Opinion

Taking quarrel in Blankenship case to a higher level

An editorial from The Dominion Post 

MORGANTOWN, W.Va. — Henry David Thoreau was asked on his deathbed whether he had made his peace with God.

He responded, “I never quarelled with my God.”

Some equate judges with the nearest thing to God on Earth. As a rule, we rarely dispute the decisions of judges on this page.

In the past decade, we have raised only one such real objection here —a change of venue decision by a Monongalia County Circuit Court judge.

However, this week we are compelled to object to Judge Irene Berger’s gag order she has imposed upon the trial of a former coal executive.

Berger represents the U.S. District Court for the Southern District of West Virginia, and is well respected in all corners of the state, including in this region.

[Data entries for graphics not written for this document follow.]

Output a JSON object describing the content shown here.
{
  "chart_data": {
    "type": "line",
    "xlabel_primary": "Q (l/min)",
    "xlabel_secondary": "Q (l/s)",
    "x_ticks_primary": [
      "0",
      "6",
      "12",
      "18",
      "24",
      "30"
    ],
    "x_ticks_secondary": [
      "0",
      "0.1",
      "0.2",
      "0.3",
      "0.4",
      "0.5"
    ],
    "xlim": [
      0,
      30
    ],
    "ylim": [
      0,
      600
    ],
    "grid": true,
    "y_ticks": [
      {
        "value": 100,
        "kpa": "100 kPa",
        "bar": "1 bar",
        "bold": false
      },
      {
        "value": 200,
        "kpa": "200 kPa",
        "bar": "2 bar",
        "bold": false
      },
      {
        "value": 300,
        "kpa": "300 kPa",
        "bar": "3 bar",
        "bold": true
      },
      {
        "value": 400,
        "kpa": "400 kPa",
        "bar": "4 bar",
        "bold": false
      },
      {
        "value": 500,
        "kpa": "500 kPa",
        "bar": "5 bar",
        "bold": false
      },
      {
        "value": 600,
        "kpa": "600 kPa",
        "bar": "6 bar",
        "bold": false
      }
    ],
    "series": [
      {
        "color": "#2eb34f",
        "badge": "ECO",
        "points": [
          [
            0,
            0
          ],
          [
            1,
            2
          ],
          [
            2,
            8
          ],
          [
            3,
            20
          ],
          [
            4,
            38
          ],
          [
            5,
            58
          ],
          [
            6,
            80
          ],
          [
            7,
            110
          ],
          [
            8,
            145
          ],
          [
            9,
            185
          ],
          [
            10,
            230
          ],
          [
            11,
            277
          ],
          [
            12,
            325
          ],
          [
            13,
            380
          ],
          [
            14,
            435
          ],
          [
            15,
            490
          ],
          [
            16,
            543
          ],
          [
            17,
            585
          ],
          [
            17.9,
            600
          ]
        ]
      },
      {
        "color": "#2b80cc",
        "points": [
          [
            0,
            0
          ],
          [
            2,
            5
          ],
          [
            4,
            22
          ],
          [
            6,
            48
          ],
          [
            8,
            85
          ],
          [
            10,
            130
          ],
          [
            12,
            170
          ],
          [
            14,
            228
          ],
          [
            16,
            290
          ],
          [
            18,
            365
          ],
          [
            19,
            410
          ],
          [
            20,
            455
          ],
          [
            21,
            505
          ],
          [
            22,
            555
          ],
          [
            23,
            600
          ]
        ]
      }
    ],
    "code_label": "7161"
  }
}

Yet, her gag order in the case against the former Massey Energy CEO and president, Don Blankenship, is terribly wrong- headed.

A host of media representatives, including the Wall Street Journal, the Associated Press, National Public Radio and others, challenged her gag order this week. We support this challenge.

The challenge asks the judge to modify her order, which prohibits all parties and victims from discussing this case with the media or releasing court documents.

That order not only excludes everyone who will play a part in this trial, but who even potentially might. Even more troubling is it puts all court documents off limits. That means “any and all stipulations, discovery requests, responses, supplemental requests and responses and other relevant documents,” according to the two-page order.

No one disputes the need for an impartial jury. That should be a matter of course in any trial. Period.

Obviously, this case is sensitive, too. Blankenship, stands accused of conspiring to violate safety and health standards at the Upper Big Branch mine, where 29 men lost their lives in an explosion.

He is also charged with lying to regulators about safety measures at that mine. He pleaded not guilty and is free on a $5 million bond.

We doubt few in this state are unaware of the tragedy that took place at that mine in April 2010, news of the investigations that followed or convictions of other mine officials.

Still, that’s not to say no West Virginian can be fair and base their verdict solely upon the evidence presented at this trial.

Berger provides no reason why a fair and impartial jury cannot be chosen without this gag order, either.

Among other things, this gag order also infringes on journalists’ constitutional rights to do their job.

We urge Berger to reconsider her order and let this trial proceed without objection to the public’s right to know.